¿Sería posible trazar un mapa neurálgico de la geografía culinaria que nos distingue como nación y poner esa cadena genética gustativa al alcance del visitante o residente con sed y hambre de la esencia del país?

Hace tres años y tanto un grupo de muchachos creyó que sí. Impulsados por las aperturas que vivía la Isla en materia de gastronomía, Wiliam, Yondainer, Alí, Ariel y Jenry decidieron meterle cabeza y corazón al asunto y comenzaron de a pasitos a construir AlaMesa Cuba, un proyecto que hoy emerge como el más completo directorio de paladares, restaurantes, cremerías, bares, cafeterías y soderías del territorio nacional.

Del 20 de mayo del 2011 en que la idea despegó en el ciberespacio hasta hoy, cientos de establecimientos han transitado por las páginas virtuales de esta sui géneris guía. El sitio cuenta actualmente con el perfil de más de 500 lugares, de los cuales ofrece dirección exacta, geolocalización en mapa, menú, precios y otra serie de detalles que actualiza cada quince días para que usted pueda elegirle destinos certeros a la curiosidad de su paladar.

Con una página web y un blog versionados en español e inglés, aplicaciones para los desconectados celulares cubanos, una publicación anual en formato PDF, perfiles en facebook y twitter, un ranking mensual de los cinco mejores lugares en activo y otras mil ideas que a cada minuto van de la ocurrencia a la concreción, AlaMesa parece una masa bendecida por buenas levaduras que piensa tanto en el turista como en el comensal nacional que siempre tuvo por usuario primigenio.

La calidad es el único medidor para insertarse en el directorio: negocios estatales (de Palmares, Habaguanex, Meliá...) y particulares comparten la oportunidad de indexar su oferta en la ciudad que estos chicos sirven en su portal y que distribuyen gratuitamente a los usuarios valiéndose de las bondades de las nuevas tecnologías.

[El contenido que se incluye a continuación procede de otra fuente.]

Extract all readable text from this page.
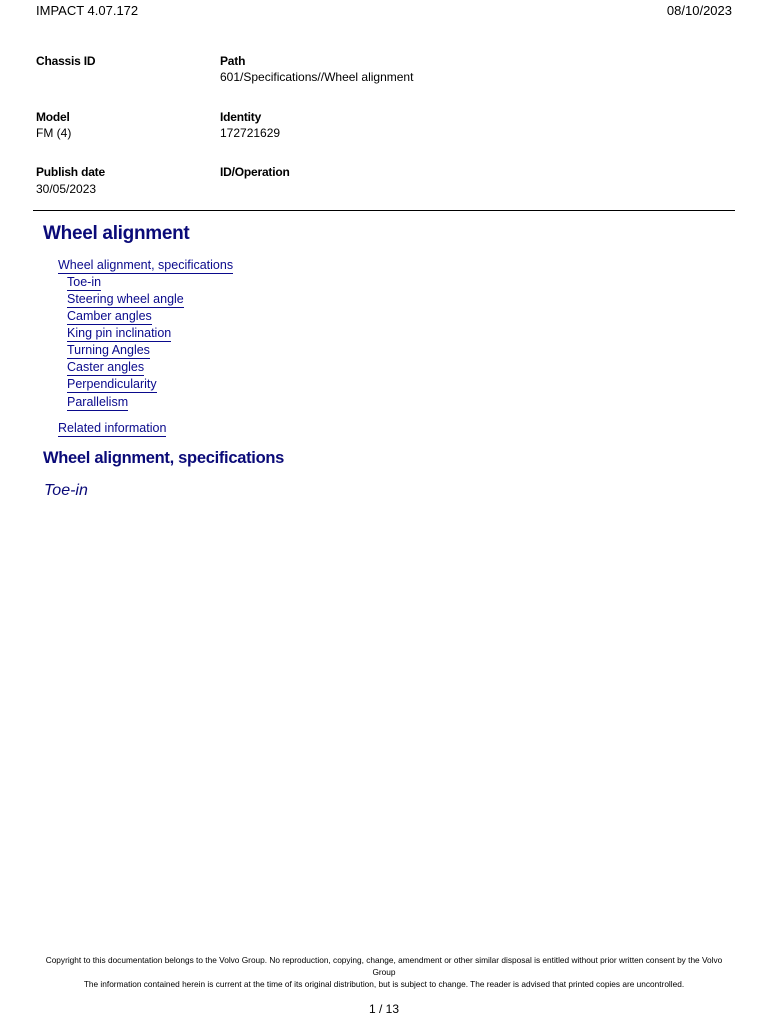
IMPACT 4.07.172	08/10/2023
Chassis ID	Path
601/Specifications//Wheel alignment
Model
FM (4)
Identity
172721629
Publish date
30/05/2023
ID/Operation
Wheel alignment
Wheel alignment, specifications
Toe-in
Steering wheel angle
Camber angles
King pin inclination
Turning Angles
Caster angles
Perpendicularity
Parallelism
Related information
Wheel alignment, specifications
Toe-in
Copyright to this documentation belongs to the Volvo Group. No reproduction, copying, change, amendment or other similar disposal is entitled without prior written consent by the Volvo Group
The information contained herein is current at the time of its original distribution, but is subject to change. The reader is advised that printed copies are uncontrolled.
1 / 13
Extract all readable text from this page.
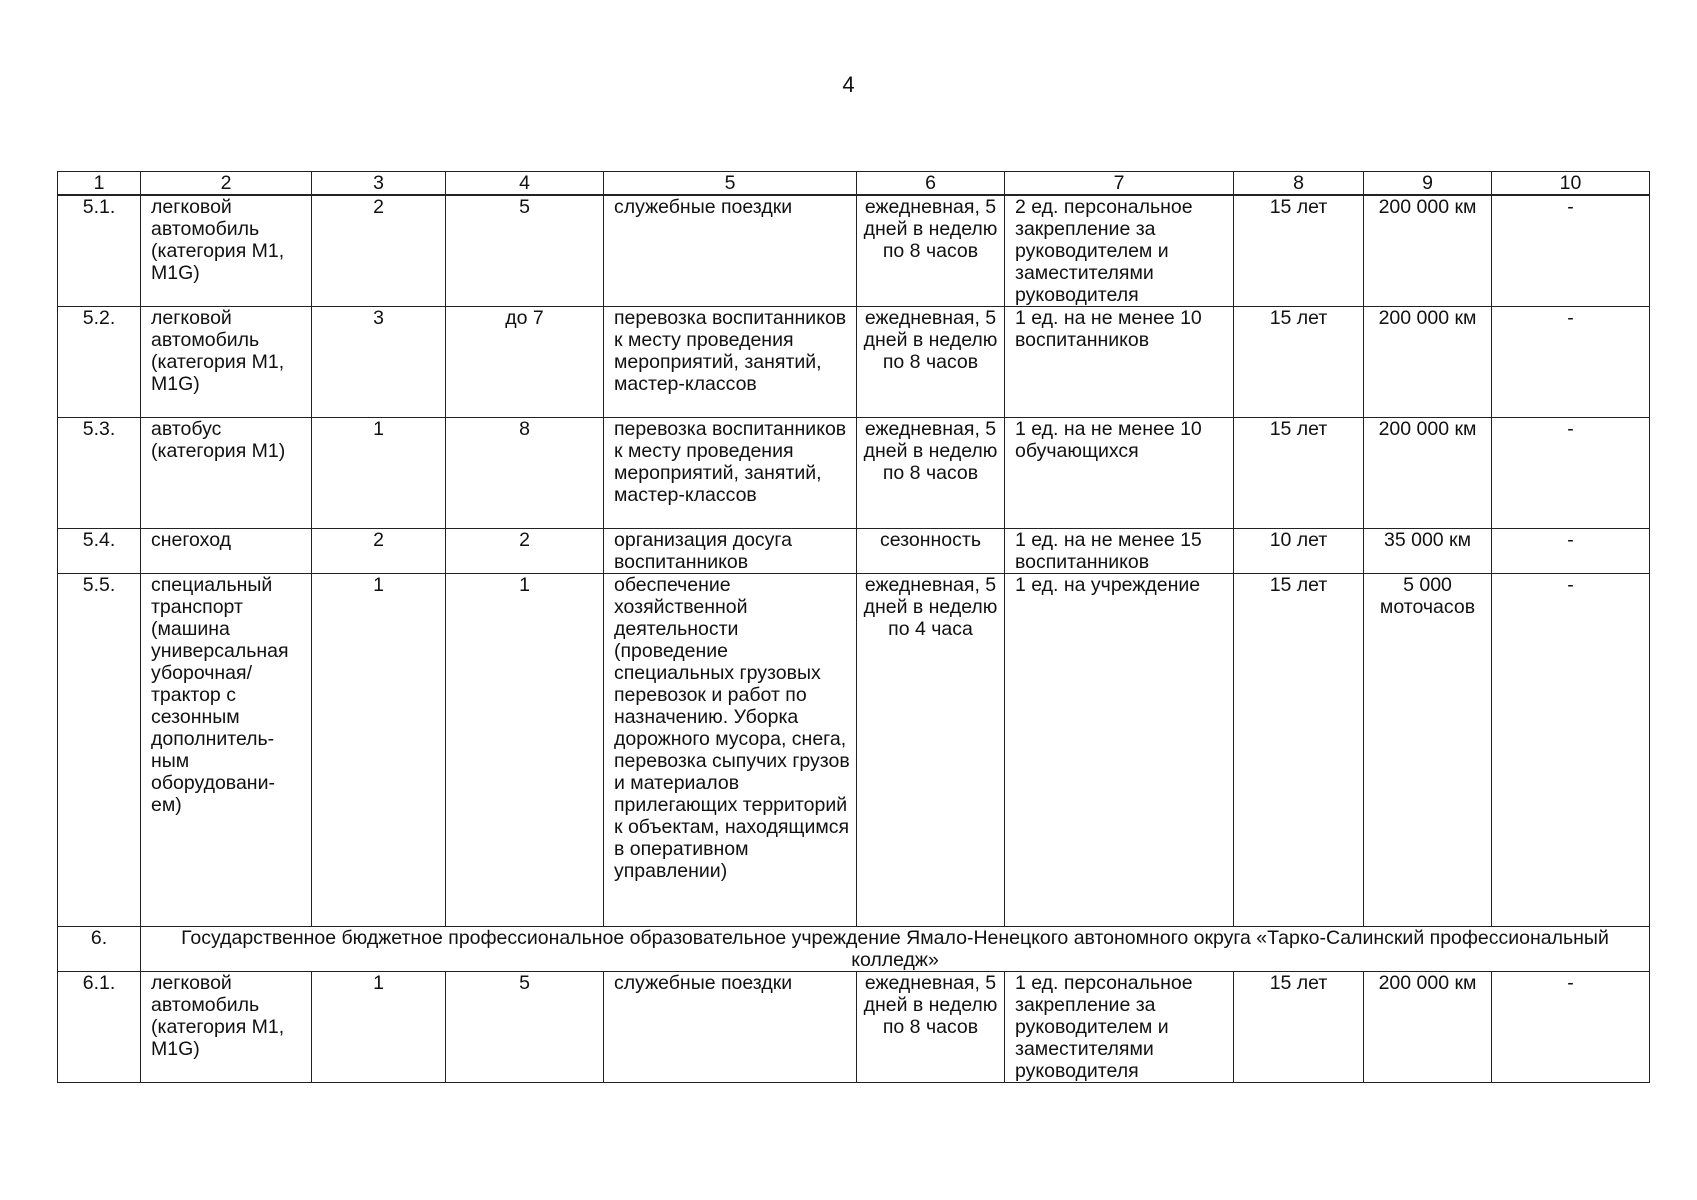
4
1	2	3	4	5	6	7	8	9	10
5.1.	легковой автомобиль (категория M1, M1G)	2	5	служебные поездки	ежедневная, 5 дней в неделю по 8 часов	2 ед. персональное закрепление за руководителем и заместителями руководителя	15 лет	200 000 км	-
5.2.	легковой автомобиль (категория M1, M1G)	3	до 7	перевозка воспитанников к месту проведения мероприятий, занятий, мастер-классов	ежедневная, 5 дней в неделю по 8 часов	1 ед. на не менее 10 воспитанников	15 лет	200 000 км	-
5.3.	автобус (категория M1)	1	8	перевозка воспитанников к месту проведения мероприятий, занятий, мастер-классов	ежедневная, 5 дней в неделю по 8 часов	1 ед. на не менее 10 обучающихся	15 лет	200 000 км	-
5.4.	снегоход	2	2	организация досуга воспитанников	сезонность	1 ед. на не менее 15 воспитанников	10 лет	35 000 км	-
5.5.	специальный транспорт (машина универсальная уборочная/ трактор с сезонным дополнитель-ным оборудовани-ем)	1	1	обеспечение хозяйственной деятельности (проведение специальных грузовых перевозок и работ по назначению. Уборка дорожного мусора, снега, перевозка сыпучих грузов и материалов прилегающих территорий к объектам, находящимся в оперативном управлении)	ежедневная, 5 дней в неделю по 4 часа	1 ед. на учреждение	15 лет	5 000 моточасов	-
6.	Государственное бюджетное профессиональное образовательное учреждение Ямало-Ненецкого автономного округа «Тарко-Салинский профессиональный колледж»								
6.1.	легковой автомобиль (категория M1, M1G)	1	5	служебные поездки	ежедневная, 5 дней в неделю по 8 часов	1 ед. персональное закрепление за руководителем и заместителями руководителя	15 лет	200 000 км	-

Aunque la iniciativa surgió en La Habana, ya otras seis provincias han pasado a engrosar el teatro de operaciones del boceto culinario. La aspiración de sus creadores es llegar a todo lugar donde Cuba se sirva graciosa y aromática al gusto e iluminar esa magia con su proyecto.

Como parte de esta política de exploración y conquista, Camagüey recibió por estos días a uno de los representantes del equipo AlaMesa, el joven diseñador Yondainer Gutiérrez Fernández, quien compartió en el piano-bar del Gran Hotel con dueños de negocios y directivos de instituciones gastronómicas del sector hotelero local.

En diálogo fructífero, nuestra ciudad quedó convidada a ser protagónica del banquete en el cual ya ha dado pasos con unos 20 restaurantes inscritos y donde de seguro puede descollar, pues sabor y encantos no son cosas que nos falten.